Enhancing the Thermoelectric Performance of n-Type Mg3.2Sb1.5Bi0.5 by Reducing Lattice Thermal Conductivity through the Incorporation of Chlorine-Containing Compounds

Mg3Sb2-based thermoelectric materials are characterized by their economic efficiency, nontoxicity, and environmental friendliness and represent a highly promising and eco-friendly functional material for midtemperature applications. To achieve a higher thermoelectric performance, we introduced two compounds, LaCl3 and CeCl3, into Mg3.2Sb1.5Bi0.5 under the guidance of first-principles calculations.
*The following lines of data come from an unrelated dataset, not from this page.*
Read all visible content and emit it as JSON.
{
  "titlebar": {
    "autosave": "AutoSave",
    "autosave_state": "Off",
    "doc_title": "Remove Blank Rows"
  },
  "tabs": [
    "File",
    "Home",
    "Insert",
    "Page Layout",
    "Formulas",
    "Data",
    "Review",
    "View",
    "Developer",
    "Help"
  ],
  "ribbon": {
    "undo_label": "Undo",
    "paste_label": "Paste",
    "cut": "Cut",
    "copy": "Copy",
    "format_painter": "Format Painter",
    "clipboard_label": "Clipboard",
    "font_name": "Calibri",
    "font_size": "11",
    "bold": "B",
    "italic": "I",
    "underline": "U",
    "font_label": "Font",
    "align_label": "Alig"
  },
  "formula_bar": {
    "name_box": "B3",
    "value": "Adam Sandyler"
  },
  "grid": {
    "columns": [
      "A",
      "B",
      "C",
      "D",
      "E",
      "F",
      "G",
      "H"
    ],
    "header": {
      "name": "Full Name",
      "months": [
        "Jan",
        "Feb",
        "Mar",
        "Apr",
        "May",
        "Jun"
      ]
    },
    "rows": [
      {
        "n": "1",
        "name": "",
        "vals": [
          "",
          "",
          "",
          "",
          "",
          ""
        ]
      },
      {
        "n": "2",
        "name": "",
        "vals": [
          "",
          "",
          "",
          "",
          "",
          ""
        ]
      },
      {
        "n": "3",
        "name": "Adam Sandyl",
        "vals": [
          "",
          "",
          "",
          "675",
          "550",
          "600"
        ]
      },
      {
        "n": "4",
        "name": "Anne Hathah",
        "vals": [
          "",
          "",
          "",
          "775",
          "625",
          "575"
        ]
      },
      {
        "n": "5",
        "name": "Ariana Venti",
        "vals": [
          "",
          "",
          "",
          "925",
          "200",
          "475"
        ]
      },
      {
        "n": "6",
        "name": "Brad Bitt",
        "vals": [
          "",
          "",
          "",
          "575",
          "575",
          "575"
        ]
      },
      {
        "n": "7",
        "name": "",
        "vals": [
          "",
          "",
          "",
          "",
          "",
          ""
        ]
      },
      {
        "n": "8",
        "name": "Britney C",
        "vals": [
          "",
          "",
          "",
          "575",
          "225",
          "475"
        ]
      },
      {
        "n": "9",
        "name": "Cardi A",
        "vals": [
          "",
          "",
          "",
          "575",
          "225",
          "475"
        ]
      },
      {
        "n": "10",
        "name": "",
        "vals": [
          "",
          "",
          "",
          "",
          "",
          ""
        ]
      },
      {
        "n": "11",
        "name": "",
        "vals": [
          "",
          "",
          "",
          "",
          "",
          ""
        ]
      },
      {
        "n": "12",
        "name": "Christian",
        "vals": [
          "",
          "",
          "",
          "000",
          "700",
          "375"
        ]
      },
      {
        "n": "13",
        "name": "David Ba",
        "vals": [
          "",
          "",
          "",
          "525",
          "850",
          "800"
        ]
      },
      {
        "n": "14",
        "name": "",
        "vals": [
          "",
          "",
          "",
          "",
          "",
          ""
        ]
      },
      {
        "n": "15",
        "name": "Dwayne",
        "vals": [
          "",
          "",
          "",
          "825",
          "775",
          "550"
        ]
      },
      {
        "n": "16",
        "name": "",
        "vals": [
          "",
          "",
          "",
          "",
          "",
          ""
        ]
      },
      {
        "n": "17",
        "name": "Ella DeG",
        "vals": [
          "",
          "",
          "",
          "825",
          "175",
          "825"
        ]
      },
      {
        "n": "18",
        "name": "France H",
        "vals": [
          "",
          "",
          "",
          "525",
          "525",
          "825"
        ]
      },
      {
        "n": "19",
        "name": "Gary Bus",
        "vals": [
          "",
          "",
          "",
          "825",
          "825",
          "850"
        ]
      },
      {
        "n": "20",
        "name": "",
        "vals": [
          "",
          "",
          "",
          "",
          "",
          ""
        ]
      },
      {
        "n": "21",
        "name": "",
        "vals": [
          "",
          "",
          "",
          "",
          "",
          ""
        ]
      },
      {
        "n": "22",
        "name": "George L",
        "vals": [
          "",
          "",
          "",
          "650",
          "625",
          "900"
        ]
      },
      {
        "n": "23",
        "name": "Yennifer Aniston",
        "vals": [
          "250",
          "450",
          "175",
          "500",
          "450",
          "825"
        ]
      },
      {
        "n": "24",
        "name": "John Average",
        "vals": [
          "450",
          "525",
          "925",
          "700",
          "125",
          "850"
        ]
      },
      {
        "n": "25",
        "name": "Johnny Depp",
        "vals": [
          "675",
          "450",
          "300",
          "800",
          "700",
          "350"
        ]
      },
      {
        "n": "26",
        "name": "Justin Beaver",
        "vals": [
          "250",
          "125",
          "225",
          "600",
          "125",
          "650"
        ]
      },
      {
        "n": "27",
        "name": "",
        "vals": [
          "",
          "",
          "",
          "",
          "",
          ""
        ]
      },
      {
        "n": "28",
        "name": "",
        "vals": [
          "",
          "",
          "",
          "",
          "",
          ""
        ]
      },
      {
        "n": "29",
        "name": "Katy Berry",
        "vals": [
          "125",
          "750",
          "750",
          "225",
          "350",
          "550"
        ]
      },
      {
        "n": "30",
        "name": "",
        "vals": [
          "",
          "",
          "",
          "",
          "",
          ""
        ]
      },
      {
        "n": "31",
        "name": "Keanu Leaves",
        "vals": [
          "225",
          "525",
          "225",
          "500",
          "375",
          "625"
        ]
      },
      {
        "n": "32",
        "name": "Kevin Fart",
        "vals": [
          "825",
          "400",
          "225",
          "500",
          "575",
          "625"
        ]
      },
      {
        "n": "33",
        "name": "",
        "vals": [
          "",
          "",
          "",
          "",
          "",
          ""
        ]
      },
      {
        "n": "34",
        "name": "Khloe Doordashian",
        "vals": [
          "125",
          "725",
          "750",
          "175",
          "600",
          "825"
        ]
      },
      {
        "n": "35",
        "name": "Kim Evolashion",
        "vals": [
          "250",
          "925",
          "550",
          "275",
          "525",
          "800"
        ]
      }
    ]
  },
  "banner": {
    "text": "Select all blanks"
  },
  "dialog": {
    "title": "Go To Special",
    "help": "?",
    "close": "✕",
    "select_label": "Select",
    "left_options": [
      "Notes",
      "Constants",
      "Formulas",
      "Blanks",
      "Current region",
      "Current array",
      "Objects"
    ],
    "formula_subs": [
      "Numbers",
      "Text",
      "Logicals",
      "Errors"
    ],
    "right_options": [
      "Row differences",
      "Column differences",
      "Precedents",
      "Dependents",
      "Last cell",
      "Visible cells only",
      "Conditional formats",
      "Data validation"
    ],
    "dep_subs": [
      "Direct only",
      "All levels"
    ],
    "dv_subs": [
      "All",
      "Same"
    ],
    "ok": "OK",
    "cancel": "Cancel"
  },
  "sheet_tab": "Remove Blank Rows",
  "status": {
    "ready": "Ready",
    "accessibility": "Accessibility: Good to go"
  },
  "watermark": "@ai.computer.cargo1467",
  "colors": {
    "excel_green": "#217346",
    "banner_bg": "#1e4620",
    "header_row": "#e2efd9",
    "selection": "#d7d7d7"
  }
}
The Mg3.2Sb1.5Bi0.5 + 0.03CeCl3 sample reached a maximum ZT value of approximately 1.6 at 723 K. The calculations indicate that two n-type dopants, LaCl3 and CeCl3, can adequately improve the band structure of Mg3Sb2, and the introduction of Cl atoms will also lead to lattice distortion and reduce the lattice thermal conductivity (κL). Experimental results demonstrate that the introduction of Cl atoms efficiently reduces the thermal conductivity while improving the electrical transport properties. Specifically, the Mg3.2Sb1.5Bi0.5 + 0.03CeCl3 sample achieved an exceptionally low κL of 0.3 W m–1 K–1 at 723 K, thereby validating the effectiveness of LaCl3 and CeCl3 doping. This work provides valuable insights into achieving thermoelectric decoupling in Mg3Sb2-based thermoelectric materials.